Es sei der Verdienst der SPD-Bundesminister Olaf Scholz und Hubertus Heil, dass Pflegekräfte gleich wo sie arbeiten besser bezahlt und die personelle Ausstattung verbessert werde. Scharfe Worte fand er für die nach wie vor bestehenden alten Seilschaften in der CSU, wie er beim Maskenskandal zutage trat.

Nun gelte es zusammen mit dem Kandidaten Markus Hümpfer für den Bundestag zu kämpfen. Galuschka lobte, dass unter den SPD-Kandidaten viele junge Mitglieder sogar unter 30 Jahren vertreten seien.

Freude und Stolz bei der Arbeit

Zum Abschied bekannte er sich zu einer wunderschöne Aufgabe voller Freude an der Arbeit, die ihn mit Stolz erfüllt habe. In einer Grußbotschaft stellte Bürgermeisterin Astrid Glos fest, dass in den vergangenen Monaten coronabedingt vor allem die Wärme im Umgang mit Menschen und soziale Kontakte auf der Strecke blieben. Das habe sich auch auf die Kandidatenfindung zur Bundestagswahl ausgewirkt, persönliche Begegnungen seien nun umso wichtiger. Sie forderte gezielte Maßnahmen, damit Kinder Versäumtes aufholen könnten.

Als MdB-Kandidat stellte sich Markus Hümpfer vor und bekannte, den grünen Daumen wieder entdeckt zu haben, nun aber anstatt Reben Chili anbaue. Dabei setze er als SPDler vor allem auf rote Chili, wie mit dem roten Gemüse könne dem Koalitionspartner Schweißperlen auf die Stirn getrieben werden.

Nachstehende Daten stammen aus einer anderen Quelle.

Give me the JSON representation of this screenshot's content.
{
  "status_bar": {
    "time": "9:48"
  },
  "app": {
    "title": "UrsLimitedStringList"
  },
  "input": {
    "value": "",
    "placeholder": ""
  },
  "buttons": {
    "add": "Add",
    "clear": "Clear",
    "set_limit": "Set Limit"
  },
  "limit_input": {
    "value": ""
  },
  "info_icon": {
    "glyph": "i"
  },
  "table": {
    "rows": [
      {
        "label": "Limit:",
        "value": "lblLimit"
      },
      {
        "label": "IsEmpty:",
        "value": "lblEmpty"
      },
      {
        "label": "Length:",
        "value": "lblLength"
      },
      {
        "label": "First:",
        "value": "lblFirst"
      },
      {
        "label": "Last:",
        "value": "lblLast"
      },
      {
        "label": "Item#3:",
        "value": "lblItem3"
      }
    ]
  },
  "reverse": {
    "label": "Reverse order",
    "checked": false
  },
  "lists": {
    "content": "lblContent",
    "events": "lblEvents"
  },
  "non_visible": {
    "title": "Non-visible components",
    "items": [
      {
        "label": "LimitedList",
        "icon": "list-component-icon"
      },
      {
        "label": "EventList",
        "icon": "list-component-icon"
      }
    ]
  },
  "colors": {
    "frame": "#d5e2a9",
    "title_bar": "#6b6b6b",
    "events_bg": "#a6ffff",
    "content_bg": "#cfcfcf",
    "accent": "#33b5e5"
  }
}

Robert Finster griff frühere SPD-Wahlslogans im Landkreis auf, die mit der Zeit umgesetzt wurden. Schon 1970 sei an Umweltschutzprogrammen gearbeitet worden, 2021 sei dann die Fortschreibung des Konzeptes einschließlich eines Umweltmanagers und der kostenlosen Energieberatung durchgebracht worden. Der ÖPNV sei zwar besser als vermutet, aber trotzdem noch verbesserbar. Unverständnis äußerte Finster, dass ein wohl geordnetes Staatsarchiv von Würzburg nach Kitzingen komme, während gleichzeitig ein erfolgreiches Landwirtschaftsamt in Unterfranken verstreut werde. Er bezeichnete dies als eine Zerschlagung aus blindem Aktionismus.

Wahlergebnisse

Kreisvorsitzender: Jürgen Kößler, Stellvertreter: Eva-Maria Weimann, Maurice Then, Kassiererin: Marianne Greif, Schriftführerin: Margit Hofmann, Revisoren: Manfred Berger, Klaus Hoffmann, Beisitzer: Brigitte Endres-Paul, Gennaro Fasel, Astrid Glos, Werner Hund, Sigrid Plutz, Markus Pusch, Othmar Röhner.